Summertime, his parents and grandparents didn't know. It was 2 rubles a day, not a month, and it was in a major city, not in the countryside.

Winterlife · 02/08/2019 16:23

My English husband never gets this asked of him, unless the conversation is relevant, like - which school you went to or what's your local pub.

Funny that. I never get asked here, as I have a local accent, but my husband does. When we are in Moscow, he never gets asked where he's from, but I do.

You're of course entitled to feel how you feel, but I do think you are being unreasonable.

silvercuckoo · 02/08/2019 16:51

@Winterlife
2 roubles a day would actually be equivalent to a newly qualified teacher's or nurse's daily wage in that era (around 2.50-2.70). Even socialist economy doesn't work like that, and his family probably would have noticed that their 8 year old is bringing in almost a full adult wage (especially as options to spend the money were extremely limited even for adults - and non-existent for a child).

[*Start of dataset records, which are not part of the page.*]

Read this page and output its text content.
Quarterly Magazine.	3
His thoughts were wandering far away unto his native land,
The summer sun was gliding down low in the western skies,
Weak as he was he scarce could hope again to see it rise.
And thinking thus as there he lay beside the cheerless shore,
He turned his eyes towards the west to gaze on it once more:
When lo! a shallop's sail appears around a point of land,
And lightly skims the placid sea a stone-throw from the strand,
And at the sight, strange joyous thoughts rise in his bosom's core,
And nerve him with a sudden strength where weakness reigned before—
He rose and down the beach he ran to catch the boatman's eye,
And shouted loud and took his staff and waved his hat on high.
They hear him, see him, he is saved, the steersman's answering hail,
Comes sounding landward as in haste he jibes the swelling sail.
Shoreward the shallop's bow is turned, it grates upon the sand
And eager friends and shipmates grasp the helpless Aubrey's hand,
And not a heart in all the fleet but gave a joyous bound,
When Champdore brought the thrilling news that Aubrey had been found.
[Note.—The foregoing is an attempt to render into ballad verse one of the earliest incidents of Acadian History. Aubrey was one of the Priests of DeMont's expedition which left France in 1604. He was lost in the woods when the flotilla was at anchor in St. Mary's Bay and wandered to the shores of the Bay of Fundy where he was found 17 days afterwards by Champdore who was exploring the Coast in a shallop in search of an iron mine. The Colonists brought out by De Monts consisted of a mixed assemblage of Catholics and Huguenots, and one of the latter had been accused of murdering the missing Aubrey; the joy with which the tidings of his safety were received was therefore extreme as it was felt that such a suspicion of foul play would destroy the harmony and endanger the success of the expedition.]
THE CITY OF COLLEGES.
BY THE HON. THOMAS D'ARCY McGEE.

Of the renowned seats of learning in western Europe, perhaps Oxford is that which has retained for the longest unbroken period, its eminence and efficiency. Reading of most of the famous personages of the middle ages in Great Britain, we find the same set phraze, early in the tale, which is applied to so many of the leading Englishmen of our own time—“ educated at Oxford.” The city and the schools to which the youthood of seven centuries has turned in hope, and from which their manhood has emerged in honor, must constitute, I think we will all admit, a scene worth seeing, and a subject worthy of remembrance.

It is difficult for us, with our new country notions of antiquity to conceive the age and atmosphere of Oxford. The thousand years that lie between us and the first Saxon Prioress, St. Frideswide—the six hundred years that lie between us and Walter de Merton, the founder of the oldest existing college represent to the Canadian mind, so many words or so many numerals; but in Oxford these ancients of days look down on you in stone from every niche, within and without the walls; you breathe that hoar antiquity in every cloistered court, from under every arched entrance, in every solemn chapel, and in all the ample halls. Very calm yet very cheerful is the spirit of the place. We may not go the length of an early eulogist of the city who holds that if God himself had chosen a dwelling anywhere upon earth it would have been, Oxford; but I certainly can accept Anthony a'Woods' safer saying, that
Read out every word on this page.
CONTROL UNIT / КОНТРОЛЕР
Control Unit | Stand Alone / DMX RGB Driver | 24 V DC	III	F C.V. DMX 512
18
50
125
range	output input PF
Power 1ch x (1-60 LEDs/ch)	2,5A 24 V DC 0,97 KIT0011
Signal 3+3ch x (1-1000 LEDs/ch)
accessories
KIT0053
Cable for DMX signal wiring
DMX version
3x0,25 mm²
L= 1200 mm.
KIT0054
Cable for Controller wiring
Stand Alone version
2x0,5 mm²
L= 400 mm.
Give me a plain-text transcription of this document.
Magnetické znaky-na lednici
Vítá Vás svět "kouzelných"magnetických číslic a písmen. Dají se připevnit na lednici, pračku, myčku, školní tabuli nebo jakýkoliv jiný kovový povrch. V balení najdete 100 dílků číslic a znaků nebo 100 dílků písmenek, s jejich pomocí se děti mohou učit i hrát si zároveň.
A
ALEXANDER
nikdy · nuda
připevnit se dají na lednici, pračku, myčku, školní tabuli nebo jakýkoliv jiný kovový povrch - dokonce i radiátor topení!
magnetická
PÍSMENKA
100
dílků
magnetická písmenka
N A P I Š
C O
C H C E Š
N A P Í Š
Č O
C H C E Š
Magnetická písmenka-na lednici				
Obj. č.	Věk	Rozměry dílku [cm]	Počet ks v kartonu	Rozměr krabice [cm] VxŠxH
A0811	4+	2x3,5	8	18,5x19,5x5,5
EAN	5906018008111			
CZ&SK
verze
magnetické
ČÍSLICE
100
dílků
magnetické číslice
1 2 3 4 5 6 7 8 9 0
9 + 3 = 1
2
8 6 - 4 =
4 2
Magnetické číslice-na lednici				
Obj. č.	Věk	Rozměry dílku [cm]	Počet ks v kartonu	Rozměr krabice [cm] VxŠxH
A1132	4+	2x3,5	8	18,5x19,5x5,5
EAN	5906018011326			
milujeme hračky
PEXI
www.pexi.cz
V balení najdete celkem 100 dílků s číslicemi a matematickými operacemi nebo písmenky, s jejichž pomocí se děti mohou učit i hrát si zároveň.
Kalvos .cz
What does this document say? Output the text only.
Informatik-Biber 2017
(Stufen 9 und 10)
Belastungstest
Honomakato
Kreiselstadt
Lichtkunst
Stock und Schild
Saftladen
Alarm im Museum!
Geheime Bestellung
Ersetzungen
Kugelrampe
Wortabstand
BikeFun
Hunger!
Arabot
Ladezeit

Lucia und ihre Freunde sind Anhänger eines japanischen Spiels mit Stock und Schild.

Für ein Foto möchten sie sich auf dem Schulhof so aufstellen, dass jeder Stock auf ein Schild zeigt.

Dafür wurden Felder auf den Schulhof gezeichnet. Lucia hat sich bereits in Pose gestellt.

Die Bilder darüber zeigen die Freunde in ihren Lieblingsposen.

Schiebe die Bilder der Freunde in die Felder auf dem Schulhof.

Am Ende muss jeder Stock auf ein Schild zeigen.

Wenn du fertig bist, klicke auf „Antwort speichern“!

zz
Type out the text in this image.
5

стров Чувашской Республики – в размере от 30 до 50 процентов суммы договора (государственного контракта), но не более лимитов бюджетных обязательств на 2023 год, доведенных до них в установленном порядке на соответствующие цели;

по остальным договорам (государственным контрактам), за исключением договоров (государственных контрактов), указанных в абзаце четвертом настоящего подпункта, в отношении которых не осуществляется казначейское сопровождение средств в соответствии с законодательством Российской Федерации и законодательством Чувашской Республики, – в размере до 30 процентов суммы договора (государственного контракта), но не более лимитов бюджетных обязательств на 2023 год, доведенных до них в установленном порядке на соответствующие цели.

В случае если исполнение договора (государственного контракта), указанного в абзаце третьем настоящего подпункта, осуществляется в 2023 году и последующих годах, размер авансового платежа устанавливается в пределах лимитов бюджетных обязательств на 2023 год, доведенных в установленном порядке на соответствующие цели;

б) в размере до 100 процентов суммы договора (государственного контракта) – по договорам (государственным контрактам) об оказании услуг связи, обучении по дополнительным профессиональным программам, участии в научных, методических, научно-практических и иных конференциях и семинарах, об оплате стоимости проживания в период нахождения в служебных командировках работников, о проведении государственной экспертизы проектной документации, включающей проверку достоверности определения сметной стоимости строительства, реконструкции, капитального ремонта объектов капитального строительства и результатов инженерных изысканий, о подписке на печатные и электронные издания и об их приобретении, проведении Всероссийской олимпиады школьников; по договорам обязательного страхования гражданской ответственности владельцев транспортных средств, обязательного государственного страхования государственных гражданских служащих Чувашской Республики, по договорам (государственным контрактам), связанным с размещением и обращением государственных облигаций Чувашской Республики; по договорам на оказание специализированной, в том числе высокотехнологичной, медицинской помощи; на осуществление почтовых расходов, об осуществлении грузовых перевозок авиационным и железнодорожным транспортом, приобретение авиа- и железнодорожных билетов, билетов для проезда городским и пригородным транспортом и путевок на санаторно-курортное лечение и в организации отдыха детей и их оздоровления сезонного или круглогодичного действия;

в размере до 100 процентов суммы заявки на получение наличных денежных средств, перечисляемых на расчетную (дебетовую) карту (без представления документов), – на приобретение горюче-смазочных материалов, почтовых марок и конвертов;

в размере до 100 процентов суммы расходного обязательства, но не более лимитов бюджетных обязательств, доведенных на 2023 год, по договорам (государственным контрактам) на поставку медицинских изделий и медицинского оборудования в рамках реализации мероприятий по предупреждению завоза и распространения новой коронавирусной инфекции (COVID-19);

Winterlife · 02/08/2019 17:22

I just asked him, and he said it was 1 ruble, 20 kopecks. That's what he was paid. He said it was a lot of money - a loaf of bread was 16 kopeks. A teacher at that time was paid between 39 and 70 rubles per month.

He wasn't doing this every day. It was once, at most, twice a week. He and his cousin would usually buy treats with the money.

But thank you for calling me a liar. Much appreciated.

You obviously never lived in the USSR. There was plenty to spend money on, until the mid 1980's.